A dupla Balogun-Reyna já demonstrou química funcional no Los Angeles Stadium. Balogun, na briga pela artilharia do Mundial após dois gols na estreia, não depende de Pulisic para ser eficiente: seu primeiro gol veio de passe de Pulisic, mas o segundo foi construído por iniciativa própria — corte sobre o zagueiro, finalização no ângulo. São movimentos de um centroavante que aprendeu a criar antes de concluir, característica rara em atacantes de área pura.

A Austrália, que também lidera o Grupo D após vitória na primeira rodada, chega a Seattle como adversário tecnicamente organizado, com capacidade de explorar contra-ataques verticais. Sem Pulisic para pressionar a saída de bola adversária com a mesma eficiência, os americanos podem sofrer mais em transições defensivas. Weston McKennie, cujo cruzamento originou o gol contra de Bobadilla, terá responsabilidade ampliada na cobertura do setor central.

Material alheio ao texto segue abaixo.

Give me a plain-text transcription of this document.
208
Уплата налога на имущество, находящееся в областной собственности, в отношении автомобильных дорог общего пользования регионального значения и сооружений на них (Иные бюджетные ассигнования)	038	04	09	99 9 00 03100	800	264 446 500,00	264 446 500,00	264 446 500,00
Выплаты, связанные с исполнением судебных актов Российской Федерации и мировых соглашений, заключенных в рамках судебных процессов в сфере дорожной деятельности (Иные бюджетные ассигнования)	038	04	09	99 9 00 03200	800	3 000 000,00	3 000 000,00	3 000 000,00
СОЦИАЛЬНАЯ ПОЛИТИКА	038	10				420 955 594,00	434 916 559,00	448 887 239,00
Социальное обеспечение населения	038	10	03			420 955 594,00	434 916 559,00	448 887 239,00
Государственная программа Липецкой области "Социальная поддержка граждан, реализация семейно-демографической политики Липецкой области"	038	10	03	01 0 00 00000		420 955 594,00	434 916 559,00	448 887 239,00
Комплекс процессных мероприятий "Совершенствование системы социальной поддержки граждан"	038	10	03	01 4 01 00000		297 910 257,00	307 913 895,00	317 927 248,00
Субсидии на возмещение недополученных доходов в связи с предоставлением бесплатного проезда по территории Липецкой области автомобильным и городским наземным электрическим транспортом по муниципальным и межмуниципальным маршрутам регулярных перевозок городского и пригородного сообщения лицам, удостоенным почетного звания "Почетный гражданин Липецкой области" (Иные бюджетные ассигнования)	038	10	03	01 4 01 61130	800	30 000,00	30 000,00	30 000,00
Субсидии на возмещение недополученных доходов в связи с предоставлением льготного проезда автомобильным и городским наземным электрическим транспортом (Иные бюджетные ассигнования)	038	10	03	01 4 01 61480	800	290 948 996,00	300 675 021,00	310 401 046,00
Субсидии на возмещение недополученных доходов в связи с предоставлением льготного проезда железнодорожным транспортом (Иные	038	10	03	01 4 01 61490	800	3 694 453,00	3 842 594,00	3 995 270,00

"Talento sem compromisso é um jogo que se transforma em individualidade", completou Pochettino, em outro trecho da mesma entrevista, sinalizando que a exigência coletiva não muda independentemente de quem estiver em campo.

O mapa do Grupo D e o que está em jogo agora e nas próximas semanas

Uma vitória nesta sexta-feira praticamente classifica os Estados Unidos para a fase eliminatória, deixando a terceira rodada — contra a Turquia — como apenas uma formalidade matemática. Uma derrota, no entanto, reabre o grupo e coloca a seleção anfitriã em situação de pressão inédita para um torneio que o país investiu anos construindo institucionalmente, desde a candidatura conjunta com Canadá e México até a expansão de infraestrutura esportiva em cidades como Seattle, Los Angeles e Nova York.

A melhor campanha histórica da seleção masculina americana em Copas do Mundo foi o terceiro lugar em 1930, no Uruguai — uma era sem profissionalismo pleno. Na era moderna, a eliminação nas oitavas de 2002, diante da Holanda, permanece como teto de referência. Pochettino, no cargo desde setembro de 2024, tem pouco mais de 20 meses de trabalho para tentar reescrever esse limite histórico. O jogo contra a Austrália, com ou sem Pulisic, é o primeiro teste real de que o sistema sobrevive à ausência de sua peça mais reconhecível internacionalmente.

Balogun, Reyna e McKennie têm condições de sustentar o resultado. Os dados da estreia — 65% de posse, domínio territorial durante quase toda a partida — indicam que a estrutura coletiva existe e funciona. A questão, agora, é se ela resiste à pressão de um adversário que chegou ao Seattle Field também com três pontos e com motivação equivalente. O jogo começa às 16h de Brasília e vale acompanhar ao vivo para ver se Pochettino escala Reyna no lugar de Pulisic ou opta por uma solução mais defensiva no setor criativo.